NM: Alcohol use among NM high-schoolers continues to decline

Albuquerque Journal
By Olivier Uyttebrouck / Journal Staff Writer
July 20th, 2016
ALBUQUERQUE, N.M. — Alcohol use among New Mexico high school students continued a long-term decline in 2015, putting the state in line with national trends, a state survey found.

Cigarette use also has declined for years among New Mexico youths, but the gain is offset by the popularity of electronic cigarettes and hookahs, the survey found.

The rate of students who reported binge-drinking behavior has declined by more than half since 2003, according to the New Mexico Youth Risk & Resiliency Survey.

Binge drinking, defined as drinking five or more alcoholic drinks on a single occasion within the past 30 days, is responsible for 90 percent of alcohol use among U.S. youths.

About 15 percent of New Mexico high school students, or fewer than one in seven, reported binge drinking, the 2015 survey found.

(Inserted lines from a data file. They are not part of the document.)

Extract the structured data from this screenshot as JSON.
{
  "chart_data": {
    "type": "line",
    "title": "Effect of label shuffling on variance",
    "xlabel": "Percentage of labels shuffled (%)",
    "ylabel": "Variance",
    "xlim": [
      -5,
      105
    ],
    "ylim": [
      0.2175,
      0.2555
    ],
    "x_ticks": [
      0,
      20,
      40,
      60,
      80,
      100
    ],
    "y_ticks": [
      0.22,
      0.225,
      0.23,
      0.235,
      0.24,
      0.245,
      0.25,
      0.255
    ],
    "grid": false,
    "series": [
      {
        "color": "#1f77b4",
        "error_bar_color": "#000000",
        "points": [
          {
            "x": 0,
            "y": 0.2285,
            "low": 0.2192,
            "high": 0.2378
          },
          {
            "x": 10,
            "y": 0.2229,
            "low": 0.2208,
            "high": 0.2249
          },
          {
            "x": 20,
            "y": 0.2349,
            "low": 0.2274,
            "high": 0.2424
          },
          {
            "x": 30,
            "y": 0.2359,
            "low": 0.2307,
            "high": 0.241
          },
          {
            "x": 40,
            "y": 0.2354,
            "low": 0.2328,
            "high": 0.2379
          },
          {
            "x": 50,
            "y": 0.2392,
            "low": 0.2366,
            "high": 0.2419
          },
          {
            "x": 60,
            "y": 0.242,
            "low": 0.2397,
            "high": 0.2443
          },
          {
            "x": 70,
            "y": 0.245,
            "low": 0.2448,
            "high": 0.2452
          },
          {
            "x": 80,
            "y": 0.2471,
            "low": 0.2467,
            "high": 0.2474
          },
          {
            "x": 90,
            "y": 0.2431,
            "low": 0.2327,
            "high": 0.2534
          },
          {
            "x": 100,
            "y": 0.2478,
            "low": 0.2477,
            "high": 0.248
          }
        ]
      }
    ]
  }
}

That’s down from 35 percent in 2003.

The survey found similar declines in other alcohol-linked behaviors such as drinking and driving and riding with a drunken driver.

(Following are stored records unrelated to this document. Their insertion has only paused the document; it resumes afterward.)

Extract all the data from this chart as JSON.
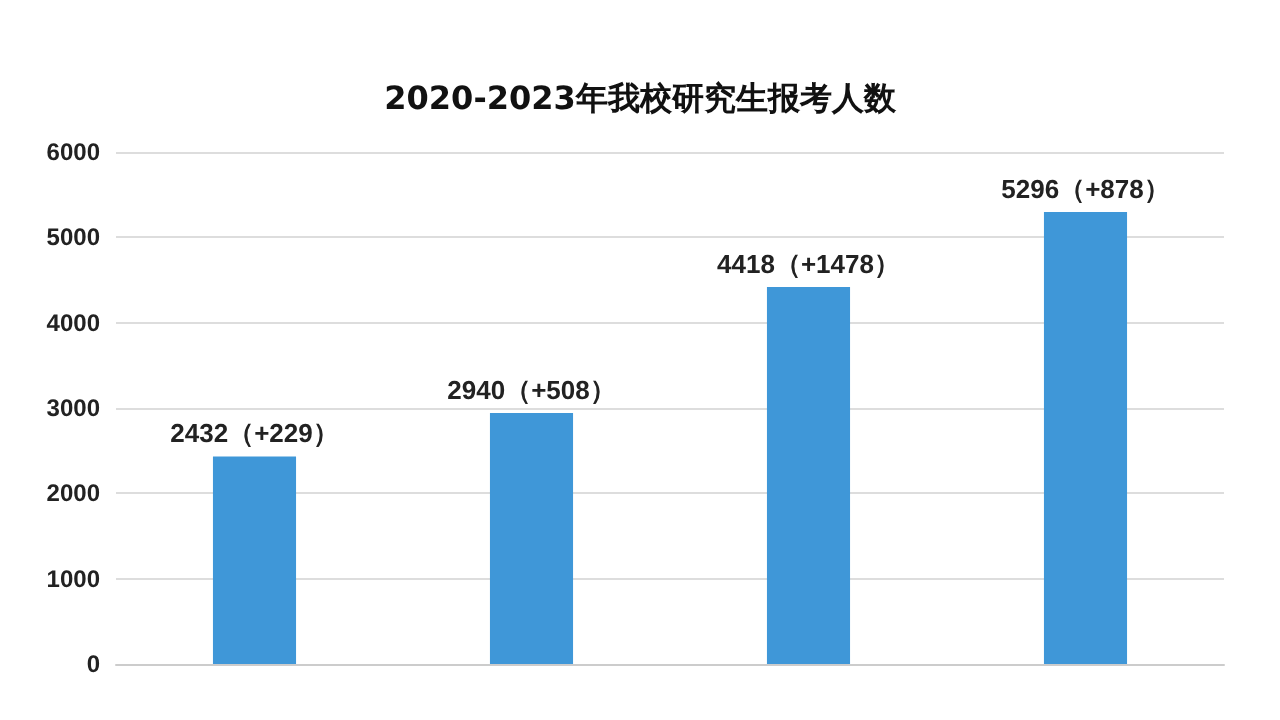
{
  "chart_data": {
    "type": "bar",
    "title": "2020-2023年我校研究生报考人数",
    "categories": [
      null,
      null,
      null,
      null
    ],
    "values": [
      2432,
      2940,
      4418,
      5296
    ],
    "value_labels": [
      "2432（+229）",
      "2940（+508）",
      "4418（+1478）",
      "5296（+878）"
    ],
    "color": "#3f97d8",
    "ylim": [
      0,
      6000
    ],
    "yticks": [
      0,
      1000,
      2000,
      3000,
      4000,
      5000,
      6000
    ],
    "grid": "y"
  }
}
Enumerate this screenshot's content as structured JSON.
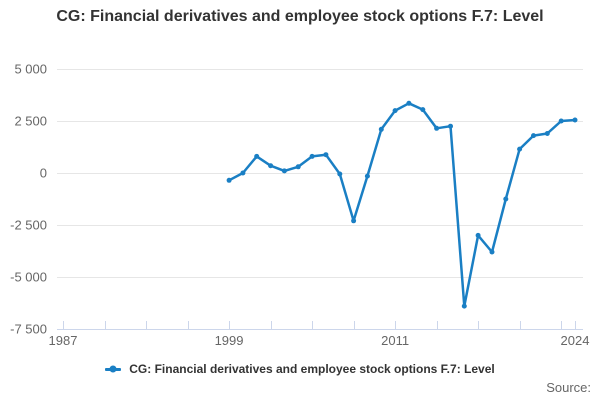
{
  "title": "CG: Financial derivatives and employee stock options F.7: Level",
  "legend": {
    "label": "CG: Financial derivatives and employee stock options F.7: Level"
  },
  "source_label": "Source:",
  "colors": {
    "line": "#1a7fc4",
    "grid": "#e6e6e6",
    "axis": "#ccd6eb",
    "tick_label": "#666666",
    "title_text": "#333333"
  },
  "chart_data": {
    "type": "line",
    "title": "CG: Financial derivatives and employee stock options F.7: Level",
    "series_name": "CG: Financial derivatives and employee stock options F.7: Level",
    "x": [
      1999,
      2000,
      2001,
      2002,
      2003,
      2004,
      2005,
      2006,
      2007,
      2008,
      2009,
      2010,
      2011,
      2012,
      2013,
      2014,
      2015,
      2016,
      2017,
      2018,
      2019,
      2020,
      2021,
      2022,
      2023,
      2024
    ],
    "values": [
      -350,
      0,
      800,
      350,
      100,
      300,
      800,
      880,
      -50,
      -2300,
      -150,
      2100,
      3000,
      3350,
      3050,
      2150,
      2250,
      -6400,
      -3000,
      -3800,
      -1250,
      1150,
      1800,
      1900,
      2500,
      2550
    ],
    "xlim": [
      1987,
      2024
    ],
    "ylim": [
      -7500,
      5000
    ],
    "grid": true,
    "legend_position": "bottom",
    "y_ticks": [
      5000,
      2500,
      0,
      -2500,
      -5000,
      -7500
    ],
    "y_tick_labels": [
      "5 000",
      "2 500",
      "0",
      "-2 500",
      "-5 000",
      "-7 500"
    ],
    "x_tick_years": [
      1987,
      1990,
      1993,
      1996,
      1999,
      2002,
      2005,
      2008,
      2011,
      2014,
      2017,
      2020,
      2023,
      2024
    ],
    "x_labeled_years": [
      1987,
      1999,
      2011,
      2024
    ],
    "x_tick_labels": [
      "1987",
      "1999",
      "2011",
      "2024"
    ]
  }
}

“All these indicators are down for alcohol, and that’s part of a national trend, which is great,” said Dan Green, a New Mexico Department of Health epidemiologist who helped analyze the survey results.

New Mexico’s 15 percent rate for binge drinking was slightly lower than the national rate of 17.7 percent for all U.S. high school students in 2015. The cause of declining rates of alcohol use remain somewhat mysterious, but may relate to changes in laws and societal norms, especially about drinking and driving, Green said.

For example, lawmakers ended drive-up package liquor sales in 1998 and for years have increased penalties for drunken driving.

“It does become part of the community norm to not drink and drive,” he said. “I’m sure reductions in drinking and driving bleed over into reductions in alcohol use in general.”

The state Human Services Department also funds local programs to educate youths about the dangers of alcohol and tobacco use, he said.

Students who reported smoking at least one cigarette in the past 30 days declined to 11.4 percent in 2015, down from about 30 percent in 2003.

But those gains have been offset by increasing use of electronic cigarettes and hookahs, Green said.

In 2015, 24 percent of high school students reported using electronic cigarettes within the past 30 days, and about 12 percent had used hookahs.

“Overall tobacco use, once you include e-cigarette and hookah use, has not actually been coming down,” he said. “I think it will be a long time before we have a handle on the health consequences of e-cigarette use.”